James, John and Peter followed Jesus closely. They were all so exhausted. Jesus was exhausted too. Peter watched as Jesus’ graceful demeanor was somewhat changed. That’s what a lack of sleep and constant celebrity can do to you. Jesus foot brushed one of the many protruding olive tree roots. It was not enough to knock him over, but it was enough to throw his balance. Peter had seen Jesus trip before, he was with the guy 24-7. It was bound to happen. Each time Peter had seen it, Jesus had burst into convulsive laughter. Jesus didn’t look like he was in the mood for laughing right now. Jesus turned and said the words the disciples could practically recite, “Sit here while I go over there and pray.”
It always happened like this. The twelve went to a solitary place, the three when further, and finally Jesus went on his own to be with his Father. What had never happened before was this: Jesus said, “My soul is overwhelmed with sorrow to the point of death. Stay here and keep watch with me.” Peter began to feel nervous. Peter had never believed that all of this craziness began when Jesus raised Lazarus. He completely believed it had all started when Jesus chose to leave the safe country-side and journey to Jerusalem. He had warned him not to, but Jesus said something about his Father. Why was Jesus here? Had he finally pushed himself too far? As Jesus walked away, Peter worried, but his eyes quickly became heavy and he closed them just for a minute.
36 Then Jesus went with his disciples to a place called Gethsemane, and he said to them, “Sit here while I go over there and pray.” 37 He took Peter and the two sons of Zebedee along with him, and he began to be sorrowful and troubled. 38 Then he said to them, “My soul is overwhelmed with sorrow to the point of death. Stay here and keep watch with me.”
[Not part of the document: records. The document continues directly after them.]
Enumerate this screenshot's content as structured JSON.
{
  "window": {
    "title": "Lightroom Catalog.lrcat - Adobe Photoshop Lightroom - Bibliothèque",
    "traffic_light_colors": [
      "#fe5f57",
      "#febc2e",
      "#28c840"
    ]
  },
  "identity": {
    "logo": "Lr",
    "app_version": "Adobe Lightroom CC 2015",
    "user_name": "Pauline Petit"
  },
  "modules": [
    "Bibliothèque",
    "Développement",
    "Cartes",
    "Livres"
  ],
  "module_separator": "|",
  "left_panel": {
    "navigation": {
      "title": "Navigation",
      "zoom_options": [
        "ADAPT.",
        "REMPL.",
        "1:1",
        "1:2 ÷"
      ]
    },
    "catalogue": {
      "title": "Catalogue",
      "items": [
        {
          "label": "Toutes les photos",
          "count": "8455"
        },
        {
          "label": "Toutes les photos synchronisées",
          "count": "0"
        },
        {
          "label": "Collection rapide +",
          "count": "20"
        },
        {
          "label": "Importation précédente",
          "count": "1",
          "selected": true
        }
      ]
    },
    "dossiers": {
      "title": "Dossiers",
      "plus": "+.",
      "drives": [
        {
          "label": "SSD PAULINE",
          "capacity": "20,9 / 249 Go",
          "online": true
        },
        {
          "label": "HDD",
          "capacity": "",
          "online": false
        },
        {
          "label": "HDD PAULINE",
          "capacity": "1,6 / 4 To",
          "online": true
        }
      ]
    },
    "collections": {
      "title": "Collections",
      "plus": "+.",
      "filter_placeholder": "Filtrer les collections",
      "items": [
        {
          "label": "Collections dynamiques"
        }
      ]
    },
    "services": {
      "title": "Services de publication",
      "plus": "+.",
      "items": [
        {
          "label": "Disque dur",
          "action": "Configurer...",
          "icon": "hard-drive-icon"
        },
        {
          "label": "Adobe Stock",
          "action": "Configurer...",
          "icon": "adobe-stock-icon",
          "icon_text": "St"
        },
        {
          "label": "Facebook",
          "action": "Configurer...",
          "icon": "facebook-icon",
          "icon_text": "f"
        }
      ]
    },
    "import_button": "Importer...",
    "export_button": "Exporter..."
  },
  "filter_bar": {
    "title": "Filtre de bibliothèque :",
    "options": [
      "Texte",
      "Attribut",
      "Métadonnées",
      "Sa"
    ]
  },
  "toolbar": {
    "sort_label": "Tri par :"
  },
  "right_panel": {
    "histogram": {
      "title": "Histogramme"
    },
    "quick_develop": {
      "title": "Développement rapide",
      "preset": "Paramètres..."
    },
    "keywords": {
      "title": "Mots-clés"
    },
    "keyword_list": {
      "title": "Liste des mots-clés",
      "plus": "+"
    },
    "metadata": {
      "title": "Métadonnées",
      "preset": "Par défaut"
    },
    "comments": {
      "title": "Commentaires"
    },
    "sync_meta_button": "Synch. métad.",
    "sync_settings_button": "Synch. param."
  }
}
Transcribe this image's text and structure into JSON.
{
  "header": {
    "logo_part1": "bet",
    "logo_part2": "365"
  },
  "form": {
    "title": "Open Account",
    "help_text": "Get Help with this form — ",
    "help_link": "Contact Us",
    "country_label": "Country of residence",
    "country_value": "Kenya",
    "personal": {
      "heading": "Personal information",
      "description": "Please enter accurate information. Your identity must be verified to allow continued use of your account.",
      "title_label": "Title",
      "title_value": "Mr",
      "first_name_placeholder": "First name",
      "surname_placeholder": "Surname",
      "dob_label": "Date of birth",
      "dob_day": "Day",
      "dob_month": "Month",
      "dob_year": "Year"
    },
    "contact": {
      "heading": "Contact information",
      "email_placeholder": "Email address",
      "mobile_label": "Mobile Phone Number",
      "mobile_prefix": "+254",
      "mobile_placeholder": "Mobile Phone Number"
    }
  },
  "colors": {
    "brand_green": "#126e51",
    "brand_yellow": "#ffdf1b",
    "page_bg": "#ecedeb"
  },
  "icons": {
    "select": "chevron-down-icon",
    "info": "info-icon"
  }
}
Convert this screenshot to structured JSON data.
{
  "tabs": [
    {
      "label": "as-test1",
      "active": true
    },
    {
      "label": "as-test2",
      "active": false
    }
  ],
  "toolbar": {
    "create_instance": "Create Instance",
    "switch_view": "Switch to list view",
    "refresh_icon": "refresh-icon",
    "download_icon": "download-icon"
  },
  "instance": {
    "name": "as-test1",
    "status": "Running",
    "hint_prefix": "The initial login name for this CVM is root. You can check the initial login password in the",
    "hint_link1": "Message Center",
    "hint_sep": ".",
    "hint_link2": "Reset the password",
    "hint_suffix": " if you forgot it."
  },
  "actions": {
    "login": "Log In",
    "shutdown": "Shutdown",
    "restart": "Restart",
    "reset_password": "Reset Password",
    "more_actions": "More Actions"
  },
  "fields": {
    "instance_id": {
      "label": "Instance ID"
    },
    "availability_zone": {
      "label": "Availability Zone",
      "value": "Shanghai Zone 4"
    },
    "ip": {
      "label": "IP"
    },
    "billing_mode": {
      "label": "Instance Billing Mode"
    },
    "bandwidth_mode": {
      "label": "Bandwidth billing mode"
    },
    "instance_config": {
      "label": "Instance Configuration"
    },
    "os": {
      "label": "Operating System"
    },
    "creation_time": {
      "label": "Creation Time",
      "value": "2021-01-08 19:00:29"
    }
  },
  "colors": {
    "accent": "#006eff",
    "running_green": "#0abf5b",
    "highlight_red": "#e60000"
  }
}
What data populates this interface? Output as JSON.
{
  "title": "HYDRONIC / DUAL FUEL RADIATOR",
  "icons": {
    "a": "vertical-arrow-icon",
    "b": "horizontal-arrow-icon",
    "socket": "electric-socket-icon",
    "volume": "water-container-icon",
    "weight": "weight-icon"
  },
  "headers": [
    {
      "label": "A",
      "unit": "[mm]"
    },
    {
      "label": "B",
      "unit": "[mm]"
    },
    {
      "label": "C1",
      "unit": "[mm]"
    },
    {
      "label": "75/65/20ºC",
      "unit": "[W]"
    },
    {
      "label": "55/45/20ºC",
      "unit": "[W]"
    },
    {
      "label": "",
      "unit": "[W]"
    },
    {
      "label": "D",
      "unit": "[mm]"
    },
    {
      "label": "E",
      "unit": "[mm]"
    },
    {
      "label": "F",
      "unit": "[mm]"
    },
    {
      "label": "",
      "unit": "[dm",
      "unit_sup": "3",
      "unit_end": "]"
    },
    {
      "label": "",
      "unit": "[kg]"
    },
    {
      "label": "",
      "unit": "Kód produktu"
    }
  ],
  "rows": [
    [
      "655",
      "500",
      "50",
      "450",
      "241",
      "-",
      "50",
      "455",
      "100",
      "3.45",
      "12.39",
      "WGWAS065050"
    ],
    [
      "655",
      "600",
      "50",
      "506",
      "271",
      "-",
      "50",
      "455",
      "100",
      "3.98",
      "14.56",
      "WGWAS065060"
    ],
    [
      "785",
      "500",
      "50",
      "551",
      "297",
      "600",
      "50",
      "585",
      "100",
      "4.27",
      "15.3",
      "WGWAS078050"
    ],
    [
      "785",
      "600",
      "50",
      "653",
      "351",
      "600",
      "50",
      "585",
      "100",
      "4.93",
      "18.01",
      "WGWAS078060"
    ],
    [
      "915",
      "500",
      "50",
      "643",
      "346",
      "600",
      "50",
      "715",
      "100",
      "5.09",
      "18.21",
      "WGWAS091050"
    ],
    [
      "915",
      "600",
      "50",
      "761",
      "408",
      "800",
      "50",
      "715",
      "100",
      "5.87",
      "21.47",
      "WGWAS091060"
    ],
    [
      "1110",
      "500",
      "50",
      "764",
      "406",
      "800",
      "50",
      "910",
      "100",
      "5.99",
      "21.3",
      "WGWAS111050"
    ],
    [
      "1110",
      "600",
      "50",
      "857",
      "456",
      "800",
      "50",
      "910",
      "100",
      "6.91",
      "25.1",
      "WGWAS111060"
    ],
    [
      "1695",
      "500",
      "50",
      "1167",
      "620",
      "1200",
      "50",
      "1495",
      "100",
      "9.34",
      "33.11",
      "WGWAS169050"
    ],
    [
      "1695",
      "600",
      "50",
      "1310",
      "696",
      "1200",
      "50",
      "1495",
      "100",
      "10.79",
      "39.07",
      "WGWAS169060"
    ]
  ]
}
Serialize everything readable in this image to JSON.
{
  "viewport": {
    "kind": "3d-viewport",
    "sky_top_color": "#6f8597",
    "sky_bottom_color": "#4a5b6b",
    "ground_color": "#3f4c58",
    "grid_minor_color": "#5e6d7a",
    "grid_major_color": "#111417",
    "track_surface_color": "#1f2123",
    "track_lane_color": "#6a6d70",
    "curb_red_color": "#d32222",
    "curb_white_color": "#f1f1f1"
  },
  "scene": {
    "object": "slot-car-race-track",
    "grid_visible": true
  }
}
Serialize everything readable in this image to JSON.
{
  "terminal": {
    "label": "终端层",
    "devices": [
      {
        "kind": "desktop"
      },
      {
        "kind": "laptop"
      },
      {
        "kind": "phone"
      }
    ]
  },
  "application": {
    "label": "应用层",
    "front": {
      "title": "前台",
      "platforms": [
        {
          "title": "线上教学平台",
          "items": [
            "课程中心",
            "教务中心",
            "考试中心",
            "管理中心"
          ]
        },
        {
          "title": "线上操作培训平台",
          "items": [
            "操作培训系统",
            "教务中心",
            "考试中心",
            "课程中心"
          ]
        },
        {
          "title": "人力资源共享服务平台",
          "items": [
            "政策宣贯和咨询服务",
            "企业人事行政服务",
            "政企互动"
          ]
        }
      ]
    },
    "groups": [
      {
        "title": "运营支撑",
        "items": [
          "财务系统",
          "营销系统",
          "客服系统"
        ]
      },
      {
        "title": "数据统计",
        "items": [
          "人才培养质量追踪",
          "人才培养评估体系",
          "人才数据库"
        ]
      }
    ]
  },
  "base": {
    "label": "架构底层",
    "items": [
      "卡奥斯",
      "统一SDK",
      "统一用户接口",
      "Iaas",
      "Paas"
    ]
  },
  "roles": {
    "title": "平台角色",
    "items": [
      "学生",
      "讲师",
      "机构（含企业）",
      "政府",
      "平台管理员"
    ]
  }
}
39 Going a little farther, he fell with his face to the ground and prayed, “My Father, if it is possible, may this cup be taken from me. Yet not as I will, but as you will.”
40 Then he returned to his disciples and found them sleeping. “Couldn’t you men keep watch with me for one hour?” he asked Peter. 41 “Watch and pray so that you will not fall into temptation. The spirit is willing, but the flesh is weak.”
Going to the Garden
Most people try to make space between their troubles and themselves. It really is a survival tactic. If a threat is perceived, you either disarm the threat, or remove yourself from the situation. It makes perfect sense. It is usually the right thing to do. Going to the garden is usually a peaceful thing. What about when the garden is on fire?
Each of the stories in this Bible study series highlights the life and faith of particular characters. Abraham believed that God would give him a legacy. Hannah hoped enough to lay her heart out on the line and pray. Jehoshaphat believed God was the strongest ally he could have. Nehemiah left everything he knew because God put a vision in his heart. Paul, though a captive and a prisoner, chose to be faithful to a centurion that could not understand his faith. Each of these stories has fire in them. Each of these stories has faith.
Hold Faith’s Hand
There have been times in life that I have felt my faith weaken. There have been times in life that I have seen the faith of others all but disappear. At least, that is how it feels, and that is how it appears. Jesus, in Gethsemane teaches us that faith is not about a feeling or an appearance. Real faith doesn’t exist without fire. Real faith only exists when someone is willing to walk through the fire.
Life is generally good for me. I have no complaints, but I do have times that stretch me. I, like you, have experienced loss and grief I cannot explain. But, following the example of Jesus I hope and pray that together you and I will both hold Faith’s hand and walk through the fire. Let us follow the lead of the saints who went before us. Fire is where our faith becomes real. Let us walk on.
“Watch and pray so that you will not fall into temptation. The spirit is willing, but the flesh is weak.”